Der Deutsche Sparkassen- und Giroverbandes (DSGV) hat einem vorab öffentlich bekannt gewordenen DIW-Gutachten zu den Entwicklungsperspektiven des deutschen Bankensektors widersprochen. Der Grundfehler des Gutachtens sei, dass Leistungsfähigkeit des Bankenmarktes und hohe Gewinne privater Bankkonzerne gleichgesetzt werden. Erfolgskriterien für den Bankenmarkt seien Stabilität, Wettbewerbsintensität und ein flächendeckendes kreditwirtschaftliches Angebot. Für die Erträge müssten die Banken selbst durch erfolgreiche Kundenorientierung und effizientes Kostenmanagement sorgen. Hier lägen die Defizite der Bankkonzerne.
Das DIW analysiere richtig, dass in Deutschland für die mittelständischen Unternehmen eine gesicherte Versorgung mit Bankkrediten entscheidend ist. Dies werde durch Sparkassen und Landesbanken gewährleistet. Eine Privatisierung von Sparkassen werde zu einer Einschränkung von Wettbewerb führen und die Finanzierung des Mittelstandes gefährden.

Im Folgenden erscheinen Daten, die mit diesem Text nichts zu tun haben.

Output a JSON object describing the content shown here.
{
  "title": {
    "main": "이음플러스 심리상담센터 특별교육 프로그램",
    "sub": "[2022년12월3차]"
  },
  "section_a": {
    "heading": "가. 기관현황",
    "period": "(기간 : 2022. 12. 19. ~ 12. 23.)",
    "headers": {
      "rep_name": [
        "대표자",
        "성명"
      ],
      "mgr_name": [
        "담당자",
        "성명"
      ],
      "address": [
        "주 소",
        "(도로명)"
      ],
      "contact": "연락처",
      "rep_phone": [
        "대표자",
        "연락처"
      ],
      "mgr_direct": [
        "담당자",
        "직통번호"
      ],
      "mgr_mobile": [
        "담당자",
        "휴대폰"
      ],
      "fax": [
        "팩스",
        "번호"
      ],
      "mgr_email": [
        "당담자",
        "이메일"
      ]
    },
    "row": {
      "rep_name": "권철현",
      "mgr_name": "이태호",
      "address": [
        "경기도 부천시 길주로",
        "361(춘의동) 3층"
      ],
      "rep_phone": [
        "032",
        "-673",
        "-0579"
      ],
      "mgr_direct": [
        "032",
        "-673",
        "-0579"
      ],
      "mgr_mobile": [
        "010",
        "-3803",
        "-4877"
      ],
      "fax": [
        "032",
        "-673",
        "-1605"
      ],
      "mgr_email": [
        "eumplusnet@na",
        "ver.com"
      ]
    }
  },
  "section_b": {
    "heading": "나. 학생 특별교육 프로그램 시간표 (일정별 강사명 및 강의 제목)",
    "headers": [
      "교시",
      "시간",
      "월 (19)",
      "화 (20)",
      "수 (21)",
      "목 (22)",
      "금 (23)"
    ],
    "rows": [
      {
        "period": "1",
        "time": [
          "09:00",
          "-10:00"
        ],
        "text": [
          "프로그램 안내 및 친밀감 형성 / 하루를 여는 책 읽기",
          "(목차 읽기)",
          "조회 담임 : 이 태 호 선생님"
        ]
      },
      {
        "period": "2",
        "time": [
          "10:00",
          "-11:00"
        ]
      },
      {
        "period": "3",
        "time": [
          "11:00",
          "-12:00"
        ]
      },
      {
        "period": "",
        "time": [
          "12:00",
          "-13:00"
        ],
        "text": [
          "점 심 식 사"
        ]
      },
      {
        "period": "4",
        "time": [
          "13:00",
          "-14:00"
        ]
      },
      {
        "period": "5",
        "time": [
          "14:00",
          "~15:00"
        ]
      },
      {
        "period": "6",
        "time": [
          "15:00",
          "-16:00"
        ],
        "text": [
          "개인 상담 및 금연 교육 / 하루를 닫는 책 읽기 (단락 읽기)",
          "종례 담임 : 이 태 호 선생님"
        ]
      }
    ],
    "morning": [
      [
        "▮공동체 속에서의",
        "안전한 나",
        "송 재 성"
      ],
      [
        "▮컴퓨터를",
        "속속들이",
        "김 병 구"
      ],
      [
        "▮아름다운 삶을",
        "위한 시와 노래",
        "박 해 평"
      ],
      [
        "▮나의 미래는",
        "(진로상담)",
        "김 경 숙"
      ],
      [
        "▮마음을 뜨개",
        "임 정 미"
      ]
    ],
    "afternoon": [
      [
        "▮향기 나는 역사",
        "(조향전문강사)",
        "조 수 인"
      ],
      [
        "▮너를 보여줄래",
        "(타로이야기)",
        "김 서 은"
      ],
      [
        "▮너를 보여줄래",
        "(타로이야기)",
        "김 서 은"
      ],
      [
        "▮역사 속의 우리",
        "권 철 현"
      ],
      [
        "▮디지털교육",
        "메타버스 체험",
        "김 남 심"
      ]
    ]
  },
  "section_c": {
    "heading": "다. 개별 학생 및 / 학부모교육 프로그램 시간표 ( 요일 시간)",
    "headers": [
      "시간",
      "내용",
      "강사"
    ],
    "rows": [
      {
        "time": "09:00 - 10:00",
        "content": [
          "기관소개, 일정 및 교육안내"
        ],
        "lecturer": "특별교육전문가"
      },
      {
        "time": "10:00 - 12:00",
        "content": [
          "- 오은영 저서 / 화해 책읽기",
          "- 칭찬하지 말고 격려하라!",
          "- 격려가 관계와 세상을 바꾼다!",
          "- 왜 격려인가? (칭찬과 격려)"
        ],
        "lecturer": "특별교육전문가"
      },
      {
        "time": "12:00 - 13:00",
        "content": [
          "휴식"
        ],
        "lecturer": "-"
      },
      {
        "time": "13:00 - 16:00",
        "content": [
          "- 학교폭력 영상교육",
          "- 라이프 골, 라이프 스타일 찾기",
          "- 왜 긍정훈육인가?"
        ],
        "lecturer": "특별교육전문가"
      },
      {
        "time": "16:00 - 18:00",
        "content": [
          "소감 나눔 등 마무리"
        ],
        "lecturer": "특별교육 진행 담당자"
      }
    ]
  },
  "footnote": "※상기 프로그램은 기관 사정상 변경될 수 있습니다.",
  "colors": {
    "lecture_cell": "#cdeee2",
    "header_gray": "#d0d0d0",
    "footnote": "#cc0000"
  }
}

Das DIW hebe zu Recht die hohe Stabilität des deutschen Bankenmarktes hervor. Diese Stabilität gehe ganz entscheidend auf die unterschiedlichen Geschäftsphilosophien von Sparkassen, Genossenschaftsbanken und privaten Bankkonzernen zurück. Es sei gut für Deutschland, dass nicht alle Kreditinstitute ausschließlich den Vorgaben der internationalen Finanzmärkte folgen. Die Politik dürfe nicht ihren Gestaltungswillen aufgeben, indem sie alles den Wünschen der Kapitalmärkte unterordne. Es gehe um Vielfalt im Wettbewerb, Kapitalmarktmonotonie führe in die Sackgasse. Die 50 Millionen Kunden der Sparkassen-Finanzgruppe vertrauten darauf, dass die deutsche Politik und das Bundesfinanzministerium das Interesse der Kunden bei der Diskussion um den Bankenmarkt stärker berücksichtigten als die Gewinninteressen weniger privater Großbanken.